Emigrant Support Programmeは2025年に35カ国の176の組織に1,640万ユーロを配分し、Safe Home Ireland(高齢帰国移民への住宅支援)やCrosscare(情報提供とアドボカシー)などのグループに資金を提供しました。
帰国しても自動的に社会保障の受給資格が得られるわけではありません。Habitual Residence Conditionを満たす必要がありますが、アイルランドを主な生活の中心として恒久的に帰国する場合は、通常この条件を満たします。
スペイン
Beckham Lawは、対象となる労働者にスペイン国内源泉所得に対して一律24%の税率を6年間適用します(600,000ユーロまで)。外国源泉の投資所得は完全に非課税です。本来帰国者向けに設計されたものではありませんが、5年以上海外に住んでいたスペイン国民が就職先を持って帰国する場合も対象となります。
実務面
EU域内の年金ポータビリティは規則883/2004により比較的スムーズで、保険期間の通算と給付の輸出可能性が保証されています。EU域外では、外国年金プランからの一括分配に高額の源泉徴収がかかる場合があります(例えば、カナダからは25%)。
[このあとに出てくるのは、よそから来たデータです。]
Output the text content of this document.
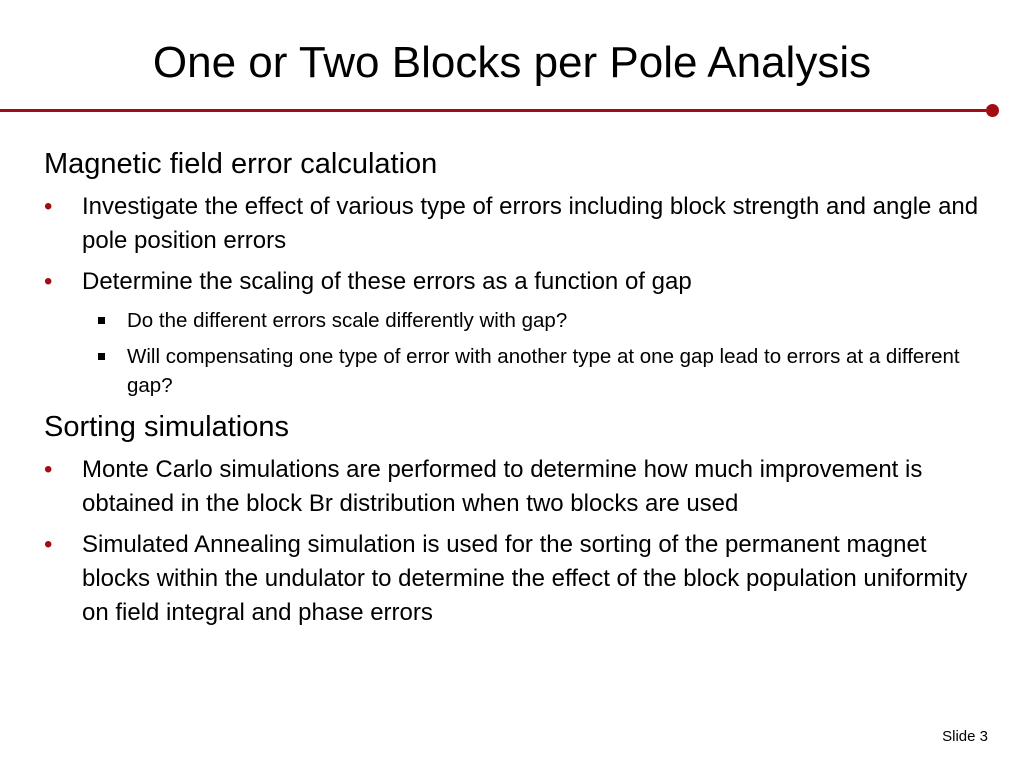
One or Two Blocks per Pole Analysis
Magnetic field error calculation
• Investigate the effect of various type of errors including block strength and angle and pole position errors
• Determine the scaling of these errors as a function of gap
Do the different errors scale differently with gap?
Will compensating one type of error with another type at one gap lead to errors at a different gap?
Sorting simulations
• Monte Carlo simulations are performed to determine how much improvement is obtained in the block Br distribution when two blocks are used
• Simulated Annealing simulation is used for the sorting of the permanent magnet blocks within the undulator to determine the effect of the block population uniformity on field integral and phase errors
Slide 3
EU域内の資格認定は指令2005/36/ECに基づきます。7つの職業(医師、看護師、歯科医師、薬剤師、建築家、獣医師、助産師)は自動認定されます。EU域外で取得した資格は、まずEU加盟国の1カ国で3年間の実務経験を経て認定を受けた後、他国への移行が可能になります。
税務上の居住地: 帰国の12-18ヶ月前から準備を始めましょう。主な課題は、二重居住の課税年度を避けるための移転時期の調整、外国年金の分配への対応、投資口座の再構成です。イタリアでは4年間の最低滞在期間前に離れた場合、impatriati制度の恩恵を利息付きで返還請求されます。